Van die uitverkorene wordt gezegd: “En het voornemen des Heren zal door zijn hand voortgang hebben” Jesaja 53 vers 10 (Jes. 53:10). Als God zegt: gij zijt een uitverkoren ge­slacht, dan ligt daarin op­gesloten: Mijn voornemen zal door jullie hand voort­gang hebben. In dit volk wordt Mijn plan gereali­seerd. Daarom is het be­slist niet toevallig dat de Efeze brief, waar de Geest het meest diepgaand Zijn ge­dachten over het volk Gods heeft ontvouwd, nu uitgere­kend begint met de woorden: “Hij heeft ons immers in Hem uitverkoren vóór de grondlegging der wereld” Efeze 1 vers 4 (Ef. 01:04). Daar hebben we de toonzetting en het thema van de hele Efeze brief: wat betekent het, uitverko­ren volk te zijn?

De belofte voor het uitverkoren volk

Samenvattend zien we deze wezenskenmerken van het uitverkoren geslacht: in hen worden de profetische schriften vervuld, Gods plan wordt in hen gerealiseerd, het wezen Gods komt in hen openbaar.

Voor hen geldt de belofte: ; “Uw volk zal geheel uit rechtvaardigen bestaan, voor ’ altoos zullen zij het land bezitten: een scheut die Ik gepland heb, een werk mijner handen, tot mijn verheerlij­king” Jesaja 60 vers 21 (Jes. 60:21).

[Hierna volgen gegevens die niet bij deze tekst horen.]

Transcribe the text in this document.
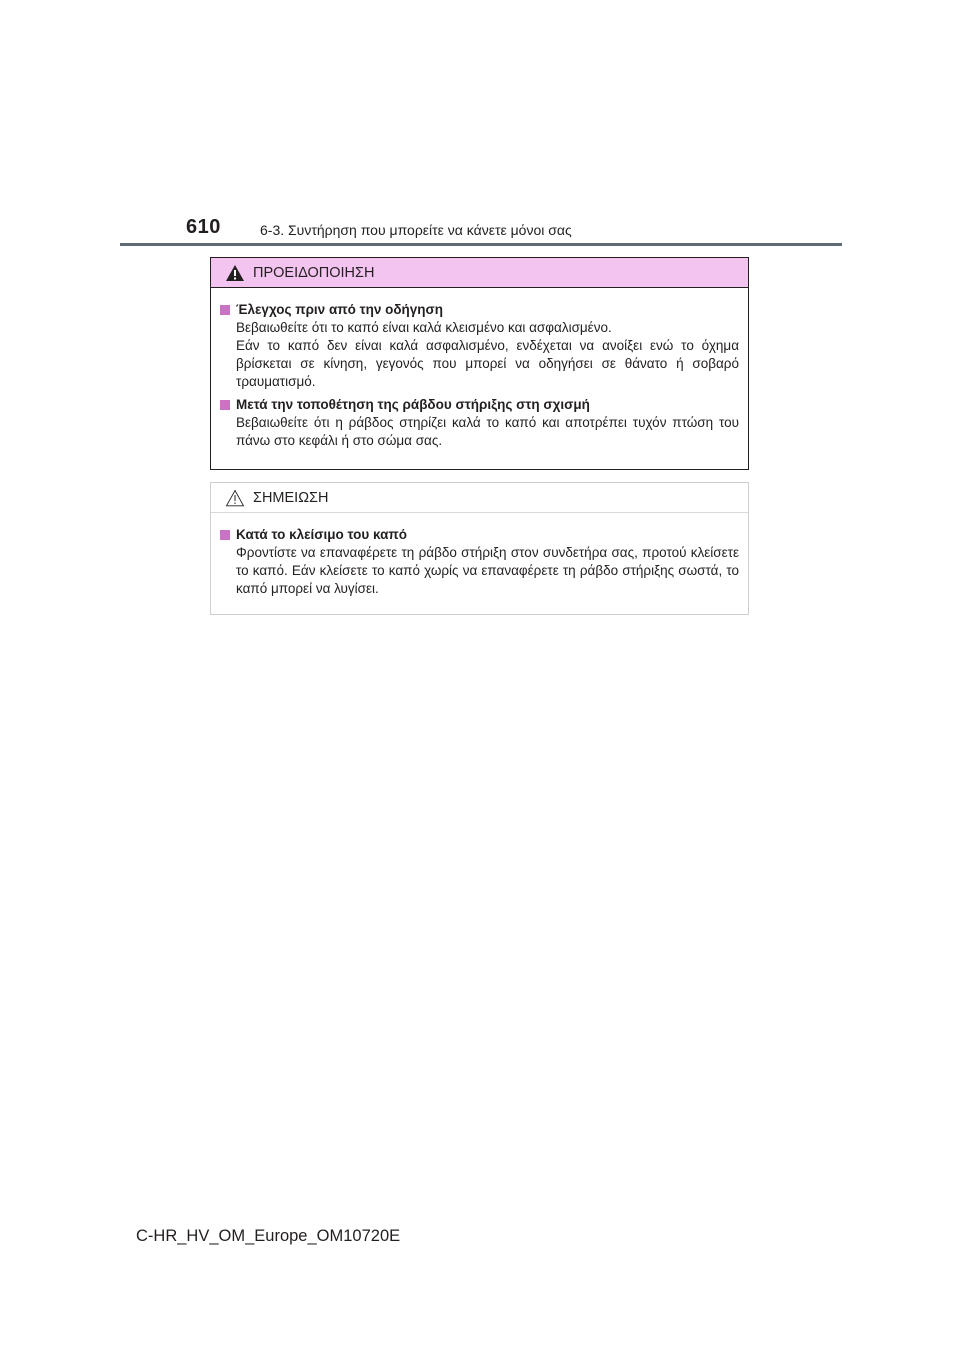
610	6-3. Συντήρηση που μπορείτε να κάνετε μόνοι σας
ΠΡΟΕΙΔΟΠΟΙΗΣΗ
Έλεγχος πριν από την οδήγηση

Βεβαιωθείτε ότι το καπό είναι καλά κλεισμένο και ασφαλισμένο.

Εάν το καπό δεν είναι καλά ασφαλισμένο, ενδέχεται να ανοίξει ενώ το όχημα βρίσκεται σε κίνηση, γεγονός που μπορεί να οδηγήσει σε θάνατο ή σοβαρό τραυματισμό.

Μετά την τοποθέτηση της ράβδου στήριξης στη σχισμή

Βεβαιωθείτε ότι η ράβδος στηρίζει καλά το καπό και αποτρέπει τυχόν πτώση του πάνω στο κεφάλι ή στο σώμα σας.

ΣΗΜΕΙΩΣΗ
Κατά το κλείσιμο του καπό

Φροντίστε να επαναφέρετε τη ράβδο στήριξη στον συνδετήρα σας, προτού κλείσετε το καπό. Εάν κλείσετε το καπό χωρίς να επαναφέρετε τη ράβδο στήριξης σωστά, το καπό μπορεί να λυγίσει.

C-HR_HV_OM_Europe_OM10720E
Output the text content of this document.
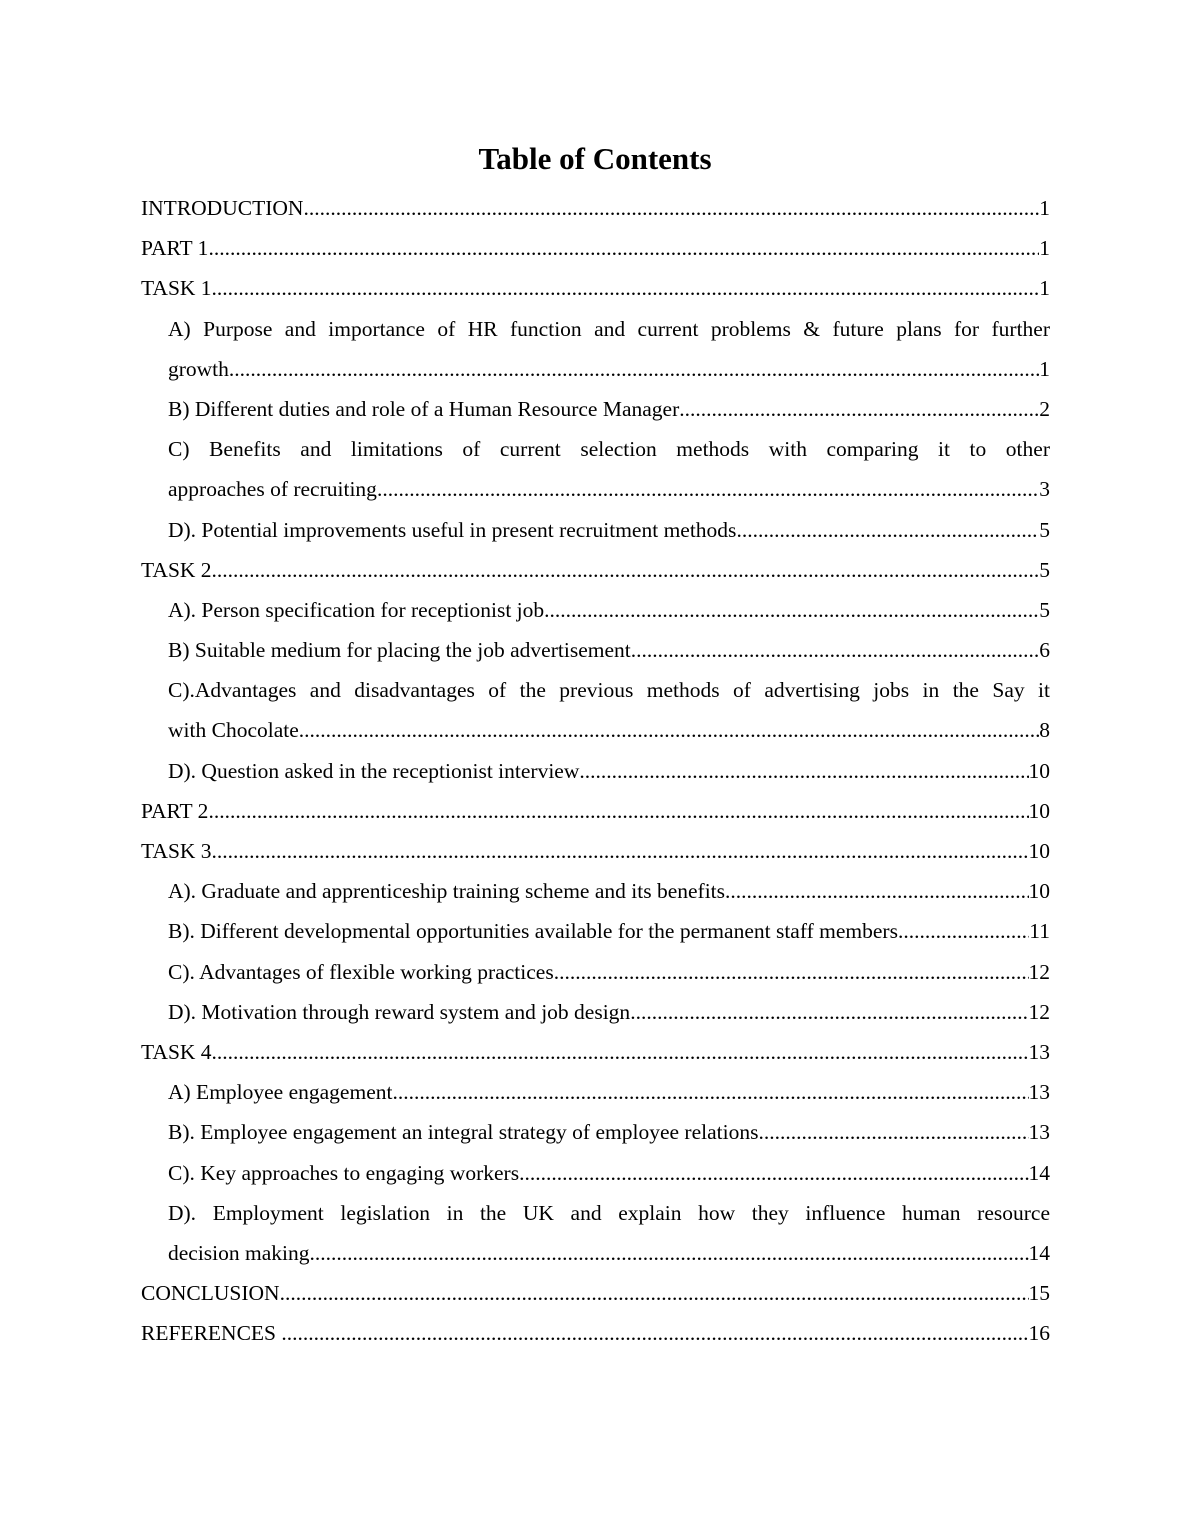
Table of Contents
INTRODUCTION .....	1
PART 1 .....	1
TASK 1 .....	1
A) Purpose and importance of HR function and current problems & future plans for further
growth .....	1
B) Different duties and role of a Human Resource Manager .....	2
C) Benefits and limitations of current selection methods with comparing it to other
approaches of recruiting .....	3
D). Potential improvements useful in present recruitment methods .....	5
TASK 2 .....	5
A). Person specification for receptionist job .....	5
B) Suitable medium for placing the job advertisement .....	6
C).Advantages and disadvantages of the previous methods of advertising jobs in the Say it
with Chocolate .....	8
D). Question asked in the receptionist interview .....	10
PART 2 .....	10
TASK 3 .....	10
A). Graduate and apprenticeship training scheme and its benefits .....	10
B). Different developmental opportunities available for the permanent staff members .....	11
C). Advantages of flexible working practices .....	12
D). Motivation through reward system and job design .....	12
TASK 4 .....	13
A) Employee engagement .....	13
B). Employee engagement an integral strategy of employee relations .....	13
C). Key approaches to engaging workers .....	14
D). Employment legislation in the UK and explain how they influence human resource
decision making .....	14
CONCLUSION .....	15
REFERENCES .....	16
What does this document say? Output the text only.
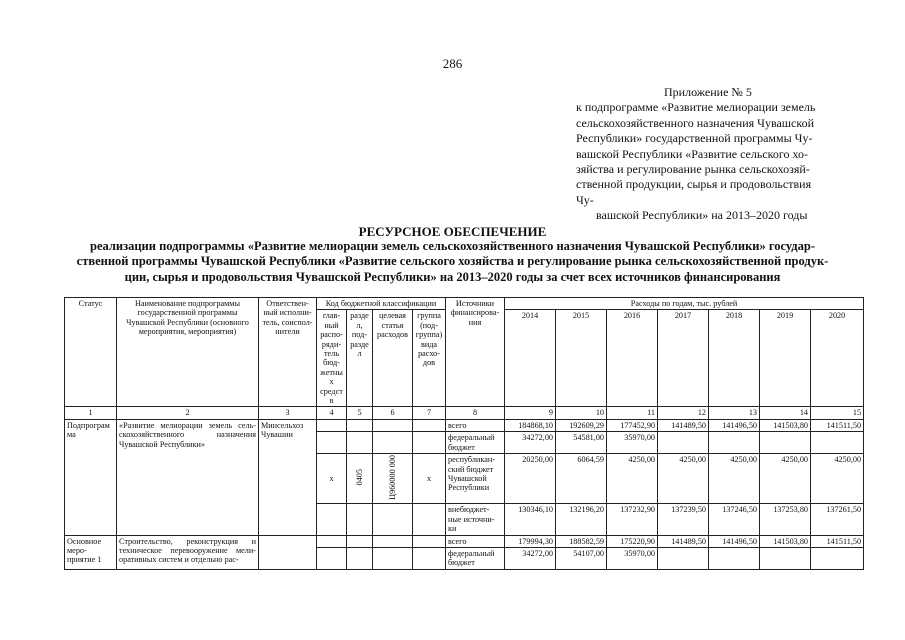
286
Приложение № 5
к подпрограмме «Развитие мелиорации земель
сельскохозяйственного назначения Чувашской
Республики» государственной программы Чу-
вашской Республики «Развитие сельского хо-
зяйства и регулирование рынка сельскохозяй-
ственной продукции, сырья и продовольствия
Чу-
вашской Республики» на 2013–2020 годы
РЕСУРСНОЕ ОБЕСПЕЧЕНИЕ
реализации подпрограммы «Развитие мелиорации земель сельскохозяйственного назначения Чувашской Республики» государ-
ственной программы Чувашской Республики «Развитие сельского хозяйства и регулирование рынка сельскохозяйственной продук-
ции, сырья и продовольствия Чувашской Республики» на 2013–2020 годы за счет всех источников финансирования
Статус	Наименование подпрограммы государственной программы Чувашской Республики (основного мероприятия, мероприятия)	Ответствен-ный исполни-тель, соиспол-нители	Код бюджетной классификации				Источники финансирова-ния	Расходы по годам, тыс. рублей						
			глав-ный распо-ряди-тель бюд-жетных средств	раздел, под-раздел	целевая статья расходов	группа (под-группа) вида расхо-дов		2014	2015	2016	2017	2018	2019	2020
1	2	3	4	5	6	7	8	9	10	11	12	13	14	15
Подпрограмма	«Развитие мелиорации земель сель-скохозяйственного назначения Чувашской Республики»	Минсельхоз Чувашии					всего	184868,10	192609,29	177452,90	141489,50	141496,50	141503,80	141511,50
							федеральный бюджет	34272,00	54581,00	35970,00				
			x	0405	Ц960000 000	x	республикан-ский бюджет Чувашской Республики	20250,00	6064,59	4250,00	4250,00	4250,00	4250,00	4250,00
							внебюджет-ные источни-ки	130346,10	132196,20	137232,90	137239,50	137246,50	137253,80	137261,50
Основное меро-приятие 1	Строительство, реконструкция и техническое перевооружение мели-оративных систем и отдельно рас-						всего	179994,30	188582,59	175220,90	141489,50	141496,50	141503,80	141511,50
							федеральный бюджет	34272,00	54107,00	35970,00				
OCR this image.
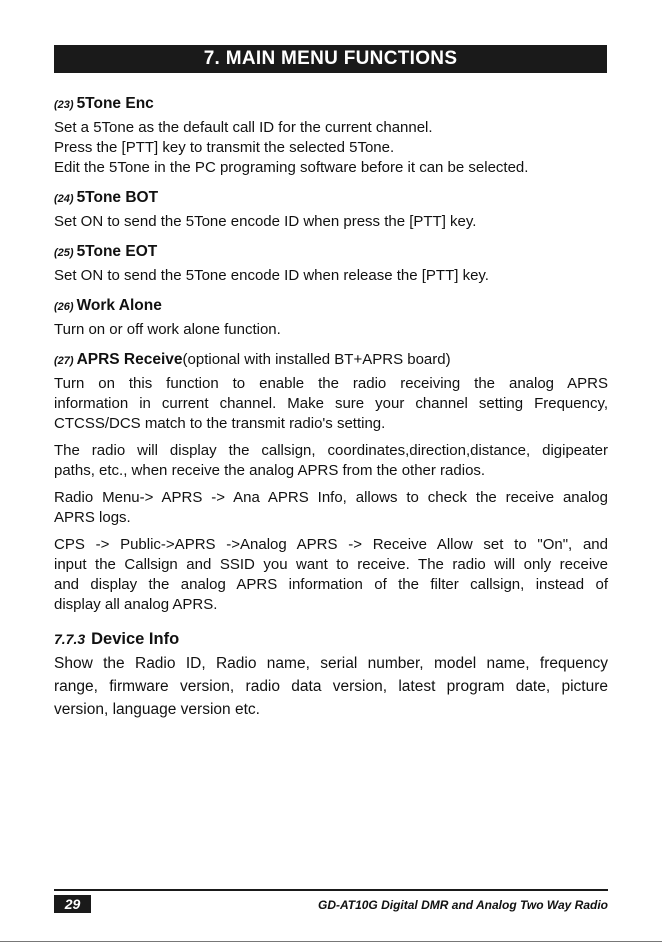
7. MAIN MENU FUNCTIONS
(23) 5Tone Enc

Set a 5Tone as the default call ID for the current channel.

Press the [PTT] key to transmit the selected 5Tone.

Edit the 5Tone in the PC programing software before it can be selected.

(24) 5Tone BOT

Set ON to send the 5Tone encode ID when press the [PTT] key.

(25) 5Tone EOT

Set ON to send the 5Tone encode ID when release the [PTT] key.

(26) Work Alone

Turn on or off work alone function.

(27) APRS Receive(optional with installed BT+APRS board)

Turn on this function to enable the radio receiving the analog APRS

information in current channel. Make sure your channel setting Frequency,

CTCSS/DCS match to the transmit radio's setting.

The radio will display the callsign, coordinates,direction,distance, digipeater

paths, etc., when receive the analog APRS from the other radios.

Radio Menu-> APRS -> Ana APRS Info, allows to check the receive analog

APRS logs.

CPS -> Public->APRS ->Analog APRS -> Receive Allow set to "On", and

input the Callsign and SSID you want to receive. The radio will only receive

and display the analog APRS information of the filter callsign, instead of

display all analog APRS.

7.7.3 Device Info

Show the Radio ID, Radio name, serial number, model name, frequency

range, firmware version, radio data version, latest program date, picture

version, language version etc.

29	GD-AT10G Digital DMR and Analog Two Way Radio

Misschien zien we er nog maar een klein begin van, maar bedenk dan dat God be­gint in onze geest. Dat is het beslissende punt: kan God Zijn visie aan ons kwijt, kan God Zijn gedach­ten in ons leggen?

Waar dat gebeurt, waar een gemeente zegt: wij willen eens geestes worden met God, daar gaat de Geest een volk formeren, een geestelijk volk. En van hen wordt gezegd in Jesaja 60 vers 22 (Jes. 60:22): “De kleinste zal tot een geslacht worden en de geringste tot een machtig volk”.